The Israelis are concerned with the geostrategic impact of a deal with Iran that will accept and thereby legitimize its enrichment program. Other countries in the region that have in the past been constrained from pursuing enrichment will now proceed, in particular Turkey, Saudi Arabia and Egypt. Whereas Turkey may be a more or less consolidated democracy, it is unpredictable who might come to power in the Kingdom or Egypt and what they might do with nuclear technology.
At the same time, Iran’s pernicious proxies in the region–until now deterred by Israel’s military capabilities–will be emboldened and enriched with resources once multilateral sanctions are lifted. Iran doesn’t much care about US sanctions. The ideology of the regime requires that the US remain an enemy. It will be sufficient for Europe, Russia and China to begin doing business with Tehran to put lots of money in its pockets. Any help the US gets from Iran and its proxies in fighting the Islamic State will be short-lived.
Everyone in the region, not just Israel, will feel less secure. An arms race will ensue. The buying spree will put advanced weapons into the hands of regimes that are not stable or reliable. No one knows where they will end up.
American reassurances are dubious. One hundred per cent access to Iranian facilities is impossible. No country has ever provided it. Iran won’t either. Nor can sanctions “snap back.” Neither the Russians nor the Chinese will agree to a mechanism that they are unable to block.
In my view, these preoccupations all have their validity. The trouble is the outcomes feared are likely whether there is an agreement or not. Turkey, Saudi Arabia and Egypt are already under no legal restraint from enriching uranium whenever they please. Multilateral sanctions are unlikely to survive much longer, due to Chinese and European hunger for oil and gas as well as their interest in exporting to Iran. Arms have been pouring into the Gulf countries as well as Egypt and Jordan for years. There is already no lack of advanced equipment in hands that may or may not be reliable.

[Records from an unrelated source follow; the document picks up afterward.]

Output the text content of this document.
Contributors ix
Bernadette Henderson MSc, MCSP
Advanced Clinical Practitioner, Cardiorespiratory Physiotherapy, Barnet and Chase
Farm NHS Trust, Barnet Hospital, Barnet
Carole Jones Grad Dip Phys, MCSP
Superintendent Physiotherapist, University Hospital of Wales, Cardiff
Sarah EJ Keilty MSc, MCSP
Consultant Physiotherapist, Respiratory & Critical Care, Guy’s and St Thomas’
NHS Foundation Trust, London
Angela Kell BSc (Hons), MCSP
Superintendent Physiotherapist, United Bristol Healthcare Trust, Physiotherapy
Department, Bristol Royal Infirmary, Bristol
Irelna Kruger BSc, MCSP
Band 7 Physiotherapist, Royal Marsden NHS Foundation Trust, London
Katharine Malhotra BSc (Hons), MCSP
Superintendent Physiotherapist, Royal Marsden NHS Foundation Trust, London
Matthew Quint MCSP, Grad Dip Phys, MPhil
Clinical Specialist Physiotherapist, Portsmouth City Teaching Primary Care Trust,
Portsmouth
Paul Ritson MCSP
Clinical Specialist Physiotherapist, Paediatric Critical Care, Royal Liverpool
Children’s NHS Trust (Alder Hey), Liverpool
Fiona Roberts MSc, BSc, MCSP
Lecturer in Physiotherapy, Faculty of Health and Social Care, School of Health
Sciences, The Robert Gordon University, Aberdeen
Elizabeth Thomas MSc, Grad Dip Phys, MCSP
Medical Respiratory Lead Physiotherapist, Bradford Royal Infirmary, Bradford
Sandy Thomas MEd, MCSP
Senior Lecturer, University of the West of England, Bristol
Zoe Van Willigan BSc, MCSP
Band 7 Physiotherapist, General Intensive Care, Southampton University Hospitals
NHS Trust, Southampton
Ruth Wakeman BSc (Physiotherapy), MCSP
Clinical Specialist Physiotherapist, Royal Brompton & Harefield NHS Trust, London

On top of all that, no agreement means no inspections and no constraints on the Iranian nuclear program. That is worse than the ample access to Iran’s nuclear program, and serious constraints, that an agreement will have to provide.
It is hard not to see the Israeli preoccupations as nostalgia for a region that they dominated for decades. Iran was marginalized, the Arabs were under America’s thumb, and Israel could do, and did, as it liked.
But that is not the eternal order in the Middle East. There is no way to keep Iran in its diminished position, much as we might like to try. Nor are the Arabs inclined to remain under American control. The prospect of a nuclear deal is ironically inclining them more than ever before to make common cause with Israel against Iran, whatever the Americans think. Just think what would happen if the Israelis were to settle with the Palestinians!
The bottom line: Israel wanted Iran to be forced to give up enrichment and will be satisfied with nothing less. But that was unlikely at best and impossible at worst.
Provided the verification mechanisms in any nuclear deal reached in the next few days are robust, including accounting for past military dimensions, all of us will need to learn to live with a still non-nuclear-armed Iran that is less constrained and more flush with cash than in the recent past. We’ll also need to be prepared to deter and counter its troublemaking, at least until someone who doesn’t see America as an enemy governs in Tehran.